The cumulative incidence of appropriate shocks in the study by Verhagen et al. was 4.4 %, 7.2 % and 13.1 % at 1, 2 and 5 years follow-up with no difference between the two groups.[6] This incidence is lower than for instance in the SCD-HeFT tria l [3] and can largely be explained by the improvements in device programming in the last decade.-[10, 11] Also, inclusion of CRT ICDs and developments that have been made over the years in the treatment of the underlying heart disease and the treatment of ventricular arrhythmias might account for the lower incidence of appropriate shocks. However, we would have expected other predictors for appropriate shocks than the use of digoxin and a history of smoking found by Verhagen et al [6].

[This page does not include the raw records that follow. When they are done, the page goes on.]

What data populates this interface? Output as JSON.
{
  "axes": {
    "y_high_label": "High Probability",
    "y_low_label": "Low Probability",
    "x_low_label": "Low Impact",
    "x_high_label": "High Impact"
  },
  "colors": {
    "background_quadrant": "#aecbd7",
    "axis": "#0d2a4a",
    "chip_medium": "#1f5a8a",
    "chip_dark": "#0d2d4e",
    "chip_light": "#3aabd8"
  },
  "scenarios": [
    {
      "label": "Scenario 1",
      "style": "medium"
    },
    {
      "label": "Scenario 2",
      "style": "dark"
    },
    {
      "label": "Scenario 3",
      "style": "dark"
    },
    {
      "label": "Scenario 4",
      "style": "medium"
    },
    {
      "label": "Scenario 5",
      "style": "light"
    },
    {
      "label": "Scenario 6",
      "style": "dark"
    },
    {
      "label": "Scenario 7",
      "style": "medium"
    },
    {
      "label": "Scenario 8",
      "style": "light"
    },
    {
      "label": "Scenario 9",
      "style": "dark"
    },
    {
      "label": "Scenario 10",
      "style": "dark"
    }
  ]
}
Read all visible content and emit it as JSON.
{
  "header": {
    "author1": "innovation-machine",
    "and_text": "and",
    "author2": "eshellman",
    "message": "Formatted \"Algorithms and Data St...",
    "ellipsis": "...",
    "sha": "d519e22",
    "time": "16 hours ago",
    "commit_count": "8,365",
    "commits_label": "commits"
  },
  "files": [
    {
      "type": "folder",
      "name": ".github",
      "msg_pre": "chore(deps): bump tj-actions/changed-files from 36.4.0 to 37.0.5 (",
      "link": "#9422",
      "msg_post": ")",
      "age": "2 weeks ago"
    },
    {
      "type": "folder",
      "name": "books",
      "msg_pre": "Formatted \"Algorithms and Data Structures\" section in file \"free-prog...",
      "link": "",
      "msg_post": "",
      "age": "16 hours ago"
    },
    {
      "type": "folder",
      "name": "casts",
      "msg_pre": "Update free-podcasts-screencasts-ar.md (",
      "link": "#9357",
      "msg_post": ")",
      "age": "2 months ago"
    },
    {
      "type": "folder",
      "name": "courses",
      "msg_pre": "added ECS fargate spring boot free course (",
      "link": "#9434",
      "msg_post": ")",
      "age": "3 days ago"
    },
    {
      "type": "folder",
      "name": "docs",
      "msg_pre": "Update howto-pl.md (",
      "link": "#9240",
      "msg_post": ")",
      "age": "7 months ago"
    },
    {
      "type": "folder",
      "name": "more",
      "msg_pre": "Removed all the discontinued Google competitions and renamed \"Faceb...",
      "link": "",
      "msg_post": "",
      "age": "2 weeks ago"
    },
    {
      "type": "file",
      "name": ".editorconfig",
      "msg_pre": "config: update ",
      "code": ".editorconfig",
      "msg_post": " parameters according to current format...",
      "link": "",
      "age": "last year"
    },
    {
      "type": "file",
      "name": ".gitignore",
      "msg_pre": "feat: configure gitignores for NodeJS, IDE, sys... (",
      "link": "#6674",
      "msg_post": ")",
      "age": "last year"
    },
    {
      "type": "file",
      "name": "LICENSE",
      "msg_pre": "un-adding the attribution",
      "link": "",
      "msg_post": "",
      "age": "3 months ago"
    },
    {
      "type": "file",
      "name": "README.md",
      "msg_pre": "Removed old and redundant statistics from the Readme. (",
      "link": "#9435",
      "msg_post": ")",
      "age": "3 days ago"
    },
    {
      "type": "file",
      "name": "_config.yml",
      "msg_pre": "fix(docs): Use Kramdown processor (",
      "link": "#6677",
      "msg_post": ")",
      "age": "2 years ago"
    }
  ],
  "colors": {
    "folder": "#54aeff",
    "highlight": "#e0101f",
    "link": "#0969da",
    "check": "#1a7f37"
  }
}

The cumulative incidence of inappropriate shock therapy was 5.4 %, 7.2 % and 9.0 % at 1, 2 and 5 years follow-up with no significant differences between CAD and DCM patients. [6] Most inappropriate shocks were caused by atrial fibrillation, both paroxysmal and permanent atrial fibrillation. An incidence of inappropriate shocks of up to 21 % has been reported in primary prevention trials.[4, 10] The reduction in the incidence of inappropriate shocks over the years is probably grossly the result of improvements in device technology, algorithms and programming.[11, 12].

Obviously, and as the author’s already describe, the study by Verhagen et al. has some important limitations. The study group is heterogeneous, with large differences between the CAD and DCM groups and differences in follow-up duration between patients. This is inherent to the retrospective character of the study. Moreover, one-third of the included patients received CRT and it remains unclear whether they responded to CRT or not. This might have influenced their results remarkably. Additionally, the cause of death of the deceased patients and the device-related complications have not been reported. These data would have been interesting, since then the yield of ICD implantation could be better weighed against the risks.

In conclusion, the results of the study performed by Verhagen et al. demonstrate that the current mortality rate of patients undergoing prophylactic ICD implantation is much lower as compared with the older landmark trials. Therefore, the current guidelines for prophylactic ICD implantation might need reconsideration. We need to re-evaluate the efficacy of ICD implantation and to better identify patients who do not benefit from ICD implantation, since it involves increased risks for these patients and high costs. Verhagen et al. provide us with a prelude to the DO-IT trial. The DO-IT trial is a Dutch national, multicentre prospective ICD registry study, which started enrolment in January 2014. Approximately 1500 patients will be included in the registry in the participating high-volume ICD centres in the Netherlands. The objective is to evaluate the practice of ICD implantation in the Netherlands and to identify patients who will not benefit from ICD implantation for primary prevention of SCD within two-years follow-up.